If $X$ is an eigenfunction satisfying the boundary conditions and $XX'|_a^b\le0$ , then there is no negative real eigenvalues.
Prove that this is valid for symmetric condition.
Attempt
Is symmetric condition if $f'g-fg'|_a^b=0$.
Then $(f'g-fg')(b)=(f'g-fg')(a).$
From here can I say that $a=b$ ?
If yes, then $ff'|_a^b\le0$ follows immediately.
If not, then what can I do to prove that symmetric condition satisfies $XX'|_a^b\le0$ ?
$X$ is an eigenfunction, i.e. a nonzero function satisfying $-X''=\lambda X$ for some $\lambda$, subject to a pair of boundary conditions. The boundary conditions are called symmetric if, for any pair of functions $f$ and $g$ which satisfy both boundary conditions, $(f'g-fg')|_a^b = 0$.

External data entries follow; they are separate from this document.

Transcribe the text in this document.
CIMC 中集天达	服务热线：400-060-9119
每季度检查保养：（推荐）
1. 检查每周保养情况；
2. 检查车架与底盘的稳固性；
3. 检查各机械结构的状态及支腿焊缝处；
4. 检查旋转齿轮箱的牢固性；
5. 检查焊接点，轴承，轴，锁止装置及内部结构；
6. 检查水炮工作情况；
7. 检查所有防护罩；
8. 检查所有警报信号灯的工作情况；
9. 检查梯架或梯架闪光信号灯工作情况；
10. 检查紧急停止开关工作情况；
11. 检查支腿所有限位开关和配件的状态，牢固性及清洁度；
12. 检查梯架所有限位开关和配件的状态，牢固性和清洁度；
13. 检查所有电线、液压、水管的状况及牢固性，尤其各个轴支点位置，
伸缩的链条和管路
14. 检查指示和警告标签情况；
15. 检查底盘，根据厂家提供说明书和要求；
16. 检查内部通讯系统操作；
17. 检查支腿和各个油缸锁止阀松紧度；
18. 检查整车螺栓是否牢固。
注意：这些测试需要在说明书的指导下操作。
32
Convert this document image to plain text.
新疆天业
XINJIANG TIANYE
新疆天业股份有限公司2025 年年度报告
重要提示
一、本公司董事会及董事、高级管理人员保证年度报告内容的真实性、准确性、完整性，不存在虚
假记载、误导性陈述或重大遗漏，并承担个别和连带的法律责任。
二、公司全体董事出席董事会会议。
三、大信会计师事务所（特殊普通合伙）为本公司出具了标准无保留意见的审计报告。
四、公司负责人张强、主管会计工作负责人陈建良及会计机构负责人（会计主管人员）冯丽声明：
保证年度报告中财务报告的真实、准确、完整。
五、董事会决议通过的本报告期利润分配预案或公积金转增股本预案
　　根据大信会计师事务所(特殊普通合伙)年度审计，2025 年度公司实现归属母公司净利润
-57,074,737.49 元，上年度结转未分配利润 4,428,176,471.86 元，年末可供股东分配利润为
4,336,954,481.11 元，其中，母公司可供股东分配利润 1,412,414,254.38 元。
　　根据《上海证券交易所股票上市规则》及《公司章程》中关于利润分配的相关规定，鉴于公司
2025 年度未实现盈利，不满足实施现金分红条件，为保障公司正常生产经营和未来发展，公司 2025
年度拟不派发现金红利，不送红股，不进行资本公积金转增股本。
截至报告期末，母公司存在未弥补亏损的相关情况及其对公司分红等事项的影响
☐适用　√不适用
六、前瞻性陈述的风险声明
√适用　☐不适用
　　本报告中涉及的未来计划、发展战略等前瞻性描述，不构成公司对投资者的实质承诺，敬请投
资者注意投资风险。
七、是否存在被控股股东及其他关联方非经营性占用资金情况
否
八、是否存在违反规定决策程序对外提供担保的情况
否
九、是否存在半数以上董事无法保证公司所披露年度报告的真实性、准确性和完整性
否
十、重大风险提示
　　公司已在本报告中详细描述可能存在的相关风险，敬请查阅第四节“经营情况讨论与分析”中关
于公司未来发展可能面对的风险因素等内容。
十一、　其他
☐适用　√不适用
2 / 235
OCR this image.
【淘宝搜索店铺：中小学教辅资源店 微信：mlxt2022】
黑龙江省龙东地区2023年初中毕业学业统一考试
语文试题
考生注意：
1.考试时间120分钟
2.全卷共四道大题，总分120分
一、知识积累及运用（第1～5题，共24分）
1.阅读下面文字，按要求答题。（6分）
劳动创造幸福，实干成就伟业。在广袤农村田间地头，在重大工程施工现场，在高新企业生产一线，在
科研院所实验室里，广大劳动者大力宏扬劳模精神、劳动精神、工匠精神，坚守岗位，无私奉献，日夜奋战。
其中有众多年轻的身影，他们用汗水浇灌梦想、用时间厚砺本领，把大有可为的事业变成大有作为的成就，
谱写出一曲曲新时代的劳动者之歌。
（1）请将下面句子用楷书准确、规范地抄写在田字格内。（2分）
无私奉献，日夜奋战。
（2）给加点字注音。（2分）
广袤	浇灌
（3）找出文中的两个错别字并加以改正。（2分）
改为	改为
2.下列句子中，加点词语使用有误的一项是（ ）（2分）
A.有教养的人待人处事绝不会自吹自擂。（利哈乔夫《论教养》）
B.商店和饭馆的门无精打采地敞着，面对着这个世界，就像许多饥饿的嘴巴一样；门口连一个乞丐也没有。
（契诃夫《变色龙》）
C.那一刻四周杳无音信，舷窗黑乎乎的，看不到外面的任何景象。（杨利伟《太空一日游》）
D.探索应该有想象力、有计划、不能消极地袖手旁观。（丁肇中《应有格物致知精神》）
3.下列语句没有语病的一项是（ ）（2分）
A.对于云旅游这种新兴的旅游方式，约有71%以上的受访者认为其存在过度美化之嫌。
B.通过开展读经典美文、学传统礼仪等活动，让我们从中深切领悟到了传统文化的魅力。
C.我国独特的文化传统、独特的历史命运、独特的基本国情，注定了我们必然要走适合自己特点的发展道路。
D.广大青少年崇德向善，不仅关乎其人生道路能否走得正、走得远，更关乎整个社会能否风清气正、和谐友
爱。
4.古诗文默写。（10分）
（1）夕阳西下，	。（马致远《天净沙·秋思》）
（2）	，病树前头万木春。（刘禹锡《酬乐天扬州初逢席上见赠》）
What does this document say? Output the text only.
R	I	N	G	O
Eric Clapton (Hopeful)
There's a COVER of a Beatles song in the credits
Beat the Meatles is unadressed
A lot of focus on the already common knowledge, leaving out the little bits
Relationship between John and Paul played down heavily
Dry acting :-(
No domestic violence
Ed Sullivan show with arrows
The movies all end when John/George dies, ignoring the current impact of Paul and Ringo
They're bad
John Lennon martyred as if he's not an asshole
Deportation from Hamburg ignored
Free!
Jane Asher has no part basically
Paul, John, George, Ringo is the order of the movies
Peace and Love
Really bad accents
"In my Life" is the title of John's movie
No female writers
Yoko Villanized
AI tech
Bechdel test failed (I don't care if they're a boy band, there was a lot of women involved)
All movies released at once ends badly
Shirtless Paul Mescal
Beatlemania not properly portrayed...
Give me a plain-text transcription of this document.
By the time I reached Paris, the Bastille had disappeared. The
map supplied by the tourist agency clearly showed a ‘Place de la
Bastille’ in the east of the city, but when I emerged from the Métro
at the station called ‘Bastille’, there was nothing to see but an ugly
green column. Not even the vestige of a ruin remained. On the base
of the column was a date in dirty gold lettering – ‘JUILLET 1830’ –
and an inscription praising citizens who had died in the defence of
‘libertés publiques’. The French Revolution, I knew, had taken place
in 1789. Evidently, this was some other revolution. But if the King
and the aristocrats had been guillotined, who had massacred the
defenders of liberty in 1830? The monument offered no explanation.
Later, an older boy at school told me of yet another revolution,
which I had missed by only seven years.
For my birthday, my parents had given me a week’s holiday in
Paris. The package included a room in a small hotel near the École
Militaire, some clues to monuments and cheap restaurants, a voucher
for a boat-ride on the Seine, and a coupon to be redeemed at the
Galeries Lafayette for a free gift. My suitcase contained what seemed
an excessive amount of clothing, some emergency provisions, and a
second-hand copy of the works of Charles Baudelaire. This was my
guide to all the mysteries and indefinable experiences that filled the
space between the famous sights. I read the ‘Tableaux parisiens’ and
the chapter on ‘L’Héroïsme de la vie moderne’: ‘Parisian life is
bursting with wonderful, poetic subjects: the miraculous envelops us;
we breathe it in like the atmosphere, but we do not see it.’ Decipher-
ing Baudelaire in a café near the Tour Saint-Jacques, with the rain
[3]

Assume $XX'|_a^b\leq 0$ for all eigenfunctions $X$ which satisfy the boundary conditions. By Green's First Identity,
$$\int_a^b X''Xdx = XX'|_a^b-\int_a^bX'^2dx$$
$$\Rightarrow XX'|_a^b = \int_a^b X''X + X'^2dx = \int_a^b -\lambda X^2 + X'^2dx \leq 0 $$
If $\lambda < 0$, then $-\lambda X^2+X'^2 > 0$, so $\int_a^b -\lambda X^2 + X'^2dx > 0$, a contradiction. Thus, $\lambda \geq 0$.